Episode 12-"The Stolen Earth"

Fuck the Scooby Gang: it's the Who Crew!

The Earth is stolen from its orbit and transported to another galaxy where it finds itself among twenty-six other hijacked worlds, and as if that's not bad enough the Daleks show up and pretty much conquer the planet. Yeah, things are pretty damned dire, but the Doctor has a group of valiant (if not a small tad ragtag) supporters to help in the fight — dubbed "the Children of Time" by the Daleks — , namely UNIT agent Dr. Martha Jones, Captain Jack Harkness (crossing over from TORCHWOOD), Sarah Jane Smith (crossing over from THE SARAH JANE ADVENTURES), Rose Tyler, Mickey, and Rose's mum, Jackie (all having sneaked in from the parallel universe from which all of them could supposedly never return). As that motley crew does what they can to combat the Daleks, the Doctor and Donna make a beeline to the Shadow Proclamation to find out just what the hell is going on and hopefully get some help, but when they arrive the Doctor discovers that planets have been kidnapped out of time as well as space, and that when properly aligned the fit together to perform some sinister purpose. Meanwhile on Earth, Martha Jones is entrusted with "the Osterhagen Key," a key to be used only when things look bleakest for the Earth, and she makes her way to Germany to put the key to use. A whole bunch of other stuff happens, including the umpteenth return of Davros, creator of the Daleks,

The new, improved Davros, with a bitchin' metal gauntlet.

and the Doctor getting shot by a Dalek and starting his regeneration process again, all of which leads to the best cliffhanger in sci-fi TV since STAR TREK: THE NEXT GENERATION's "The Best of Both Worlds Part 1."

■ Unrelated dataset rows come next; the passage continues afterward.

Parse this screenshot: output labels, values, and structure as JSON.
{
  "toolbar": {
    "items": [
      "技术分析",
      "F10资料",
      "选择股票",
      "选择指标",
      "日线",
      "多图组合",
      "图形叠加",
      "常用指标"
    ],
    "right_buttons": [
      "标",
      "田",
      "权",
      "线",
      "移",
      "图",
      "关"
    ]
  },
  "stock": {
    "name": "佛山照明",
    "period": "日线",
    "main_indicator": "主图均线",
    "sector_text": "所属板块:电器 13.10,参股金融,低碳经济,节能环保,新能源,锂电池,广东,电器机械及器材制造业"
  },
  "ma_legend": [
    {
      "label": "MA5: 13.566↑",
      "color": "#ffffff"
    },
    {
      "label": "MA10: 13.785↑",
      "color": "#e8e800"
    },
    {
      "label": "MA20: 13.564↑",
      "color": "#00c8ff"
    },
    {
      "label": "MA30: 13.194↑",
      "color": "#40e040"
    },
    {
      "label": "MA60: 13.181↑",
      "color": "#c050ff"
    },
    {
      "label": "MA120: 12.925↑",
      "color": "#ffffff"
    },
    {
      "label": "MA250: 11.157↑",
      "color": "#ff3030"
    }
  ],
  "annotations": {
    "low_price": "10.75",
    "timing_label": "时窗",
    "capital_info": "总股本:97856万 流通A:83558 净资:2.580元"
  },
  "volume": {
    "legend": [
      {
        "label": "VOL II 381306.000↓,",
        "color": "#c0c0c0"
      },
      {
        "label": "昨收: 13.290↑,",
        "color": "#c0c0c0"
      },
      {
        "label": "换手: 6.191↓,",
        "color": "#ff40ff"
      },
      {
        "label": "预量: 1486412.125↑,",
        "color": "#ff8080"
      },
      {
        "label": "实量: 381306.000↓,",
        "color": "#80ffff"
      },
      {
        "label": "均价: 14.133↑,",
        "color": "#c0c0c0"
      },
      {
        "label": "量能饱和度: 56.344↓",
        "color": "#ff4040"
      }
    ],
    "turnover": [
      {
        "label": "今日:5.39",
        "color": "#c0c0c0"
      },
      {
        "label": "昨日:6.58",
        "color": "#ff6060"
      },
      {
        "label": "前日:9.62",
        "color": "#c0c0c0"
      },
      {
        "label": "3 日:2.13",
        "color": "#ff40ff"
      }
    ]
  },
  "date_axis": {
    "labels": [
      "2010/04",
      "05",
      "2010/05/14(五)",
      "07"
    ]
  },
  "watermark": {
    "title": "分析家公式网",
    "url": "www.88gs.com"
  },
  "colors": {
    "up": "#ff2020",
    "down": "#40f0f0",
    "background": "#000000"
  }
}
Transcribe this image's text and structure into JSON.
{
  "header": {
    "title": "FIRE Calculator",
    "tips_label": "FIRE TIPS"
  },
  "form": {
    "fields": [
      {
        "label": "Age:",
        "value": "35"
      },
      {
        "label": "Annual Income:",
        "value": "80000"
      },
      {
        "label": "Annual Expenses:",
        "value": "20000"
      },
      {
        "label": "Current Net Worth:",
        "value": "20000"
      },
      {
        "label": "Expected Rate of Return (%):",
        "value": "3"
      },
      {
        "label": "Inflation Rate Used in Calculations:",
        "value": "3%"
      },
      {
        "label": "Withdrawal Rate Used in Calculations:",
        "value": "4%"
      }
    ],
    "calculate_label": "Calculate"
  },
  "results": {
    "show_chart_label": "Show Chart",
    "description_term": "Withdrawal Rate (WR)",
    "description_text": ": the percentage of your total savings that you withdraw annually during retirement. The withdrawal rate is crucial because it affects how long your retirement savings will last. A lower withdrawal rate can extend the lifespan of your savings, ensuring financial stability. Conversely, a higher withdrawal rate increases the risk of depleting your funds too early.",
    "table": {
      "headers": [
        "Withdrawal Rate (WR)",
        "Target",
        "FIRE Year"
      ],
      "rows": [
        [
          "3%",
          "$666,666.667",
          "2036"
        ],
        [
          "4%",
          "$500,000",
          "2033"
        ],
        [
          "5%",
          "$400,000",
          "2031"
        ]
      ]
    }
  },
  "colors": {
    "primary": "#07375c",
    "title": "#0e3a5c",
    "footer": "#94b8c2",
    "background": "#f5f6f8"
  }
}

Episode 13-"Journey's End"

After the Doctor regenerates enough to heal from the Dalek blast, he transfers the remaining regenerative energy into his severed hand (kept in a jar in the TARDIS' control room) and opts not to change his appearance, while Martha discovers that the Osterhagen Key enables the detonation of twenty-five nuclear bombs hidden beneath the Earth's crust, completely obliterating the planet but not allowing it to fall into alien hands. Then a whole lot of convoluted and idiotic shit happens, including:
  • The Doctor's severed hand flowing the excess energy through Donna Noble, thereby inexplicably creating a duplicate Doctor that has only one heart and is half-human, and infusing Donna with half of the original Doctor's fantastic intellect, thus rendering her half-Time Lord.
  • Davros's master plan turns out to be the detonation of a "reality bomb," causing a cataclysm that will wipe out everything in every universe, parallel or otherwise. Now I don't know about what you think, but doesn't that mean Davros and the Daleks will also end up wiped out of existence?
  • The duplicate Doctor, presumably because of his human influence, wipes out the entire Dalek fleet using the reality bomb equipment, somehow managing to single out the Dalek race and commit genocide.
  • Upon returning Jackie and Rose to their alternate Earth, the Doctor leaves his duplicate with Rose in hope that her influence will have an effect on his genocidal twin. Rose at first protests getting stuck with the duplicate, but when he whispers in her ear what the original Doctor couldn't bring himself to say to her when he first left her in the other reality — presumably "I love you" — and upon hearing those words Rose immediately accepts the duplicate as her potential lifemate. Yeah, right.
  • The totally useless and uninteresting Mickey stays on the regular Earth, where he came from in the first place, and fucks off with Jack Harkness and Martha Jones. I was terribly disappointed that he was not among the guinea pigs the reality bomb was tested upon.
But the most appalling development is the final fate of Donna Noble, a character who when introduced was grating in the extreme, but as she progressed she became one of the classic companions and the audience grew to love her. But, I guess because of Catherine Tate's other commitments, they wrote Donna out by having her turn out to be highly unstable once she became half-Time Lord, necessitating the Doctor to erase her memories of all the time she spent with him and strip her of her Time Lordiness, finally stranding her back in her mundane existence none the wiser. As the Doctor set off once more into time and space, alone and not scheduled to resume a regular full series until 2010, I almost threw my TV out the window and loudly cursed Russell T. Davies — the series' executive producer and head writer since the show's relaunch in 2005 — for fucking a good thing straight up the ass before his announced departure. My hot and brilliant pal Red Stapler warned me about this and when asked to lend her words to this post by way of a second opinion on the awfulness, she allowed me to crib the following from her own live journal:

Boy, am I mad at what happened to Donna. Like, wow.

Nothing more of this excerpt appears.